화학공학소재연구정보센터
Energy & Fuels, Vol.32, No.12, 12101-12117, 2018
Mutual Effects of Fe3O4/Chitosan Nanocomposite and Different Ions in Water for Stability of Water-in-Oil (w/o) Emulsions at Low-High Salinities
Nanofluid injection is a technique used for enhanced oil recovery (EOR). The performance of nanofluids varies in the presence of different salts. Na+, Mg2+, and Ca2+ cations are among the most common ions found in the formation water, which affect oil recovery through different mechanisms. Mg2+ and Ca2+ ions can change water and oil systems, because of their proper load density. The polar components of oil migrate toward water/oil interface in the presence of some ions. As a result, interfacial tension decreases and, consequently, the stability of water-in-oil (w/o) emulsion increases. Smart water (i.e., ionically modified water) injection in carbonate reservoirs has been developed during the past decade. In this study, smart water as well as a nanofluid were injected into an oil reservoir containing various types of cations with different salinities. The effects of different salts on the performance of Fe3O4/chitosan nanocomposite (synthesized in the previous studies for EOR) for emulsion stability were studied for the first time.

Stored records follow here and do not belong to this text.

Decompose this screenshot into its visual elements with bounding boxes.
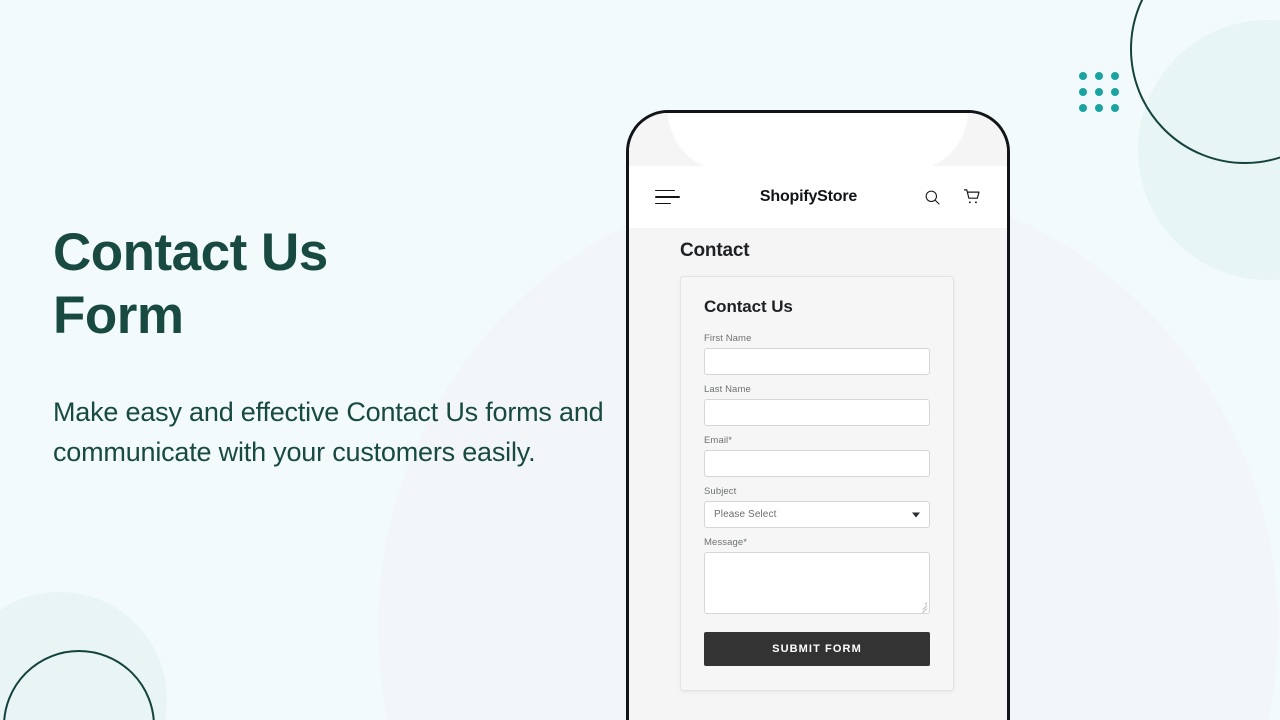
dot-grid-dot [1079, 88, 1087, 96]
phone-mockup: ShopifyStore Contact Contact Us First Na… [626, 110, 1010, 720]
last-name-label: Last Name [704, 384, 751, 395]
phone-screen: ShopifyStore Contact Contact Us First Na… [629, 113, 1007, 720]
page-title: Contact Us Form [53, 223, 328, 345]
search-icon[interactable] [924, 189, 941, 206]
dot-grid-dot [1079, 72, 1087, 80]
hero-copy: Contact Us Form Make easy and effective … [53, 222, 613, 473]
form-title: Contact Us [704, 297, 793, 316]
dot-grid-dot [1111, 104, 1119, 112]
first-name-label: First Name [704, 333, 752, 344]
email-input[interactable] [704, 450, 930, 477]
dot-grid-dot [1095, 88, 1103, 96]
cart-icon[interactable] [963, 188, 981, 206]
dot-grid-dot [1111, 88, 1119, 96]
hamburger-line [655, 202, 671, 205]
message-textarea[interactable] [704, 552, 930, 614]
hero-stage: Contact Us Form Make easy and effective … [0, 0, 1280, 720]
contact-form-card: Contact Us First Name Last Name Email* S… [680, 276, 954, 691]
subject-label: Subject [704, 486, 737, 497]
message-label: Message* [704, 537, 748, 548]
dot-grid-dot [1111, 72, 1119, 80]
store-name: ShopifyStore [759, 188, 858, 205]
last-name-input[interactable] [704, 399, 930, 426]
store-header-bar: ShopifyStore [629, 166, 1007, 228]
chevron-down-icon [912, 512, 920, 517]
resize-handle-icon[interactable] [917, 601, 928, 613]
dot-grid-dot [1079, 104, 1087, 112]
submit-form-button[interactable]: SUBMIT FORM [704, 632, 930, 666]
first-name-input[interactable] [704, 348, 930, 375]
phone-notch-area [668, 113, 968, 171]
subject-select-value: Please Select [714, 509, 777, 520]
contact-page-heading: Contact [680, 240, 750, 261]
hamburger-line [655, 189, 675, 192]
subject-select[interactable]: Please Select [704, 501, 930, 528]
store-bar-icons [924, 188, 981, 206]
hamburger-icon[interactable] [655, 189, 681, 205]
dot-grid-dot [1095, 104, 1103, 112]
hamburger-line [655, 196, 680, 198]
email-label: Email* [704, 435, 733, 446]
hero-subcopy: Make easy and effective Contact Us forms… [53, 397, 604, 468]
dot-grid-dot [1095, 72, 1103, 80]
dot-grid-icon [1079, 72, 1119, 112]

The mean droplet area (MDA) of water in oil formed at 4000 psi, was measured in different scenarios. According to the findings, Mg2+ cation, compared to other cations results in a more stable emulsion. Na+ cation, at different concentrations, reduces emulsion stability by breaking the bond formed between Mg2+ and polar components of oil. The presence of Ca2+ at the low concentration increases the emulsion stability. Based on the findings of the present study, the synthesized nanocomposite increases emulsion stability. Low concentration of divalent cation increases stability while high concentration of this cation reduces emulsion stability in the presence of nanocomposites. The monovalent cation, at any concentration, reduces the performance of the nanocomposites for emulsion stability.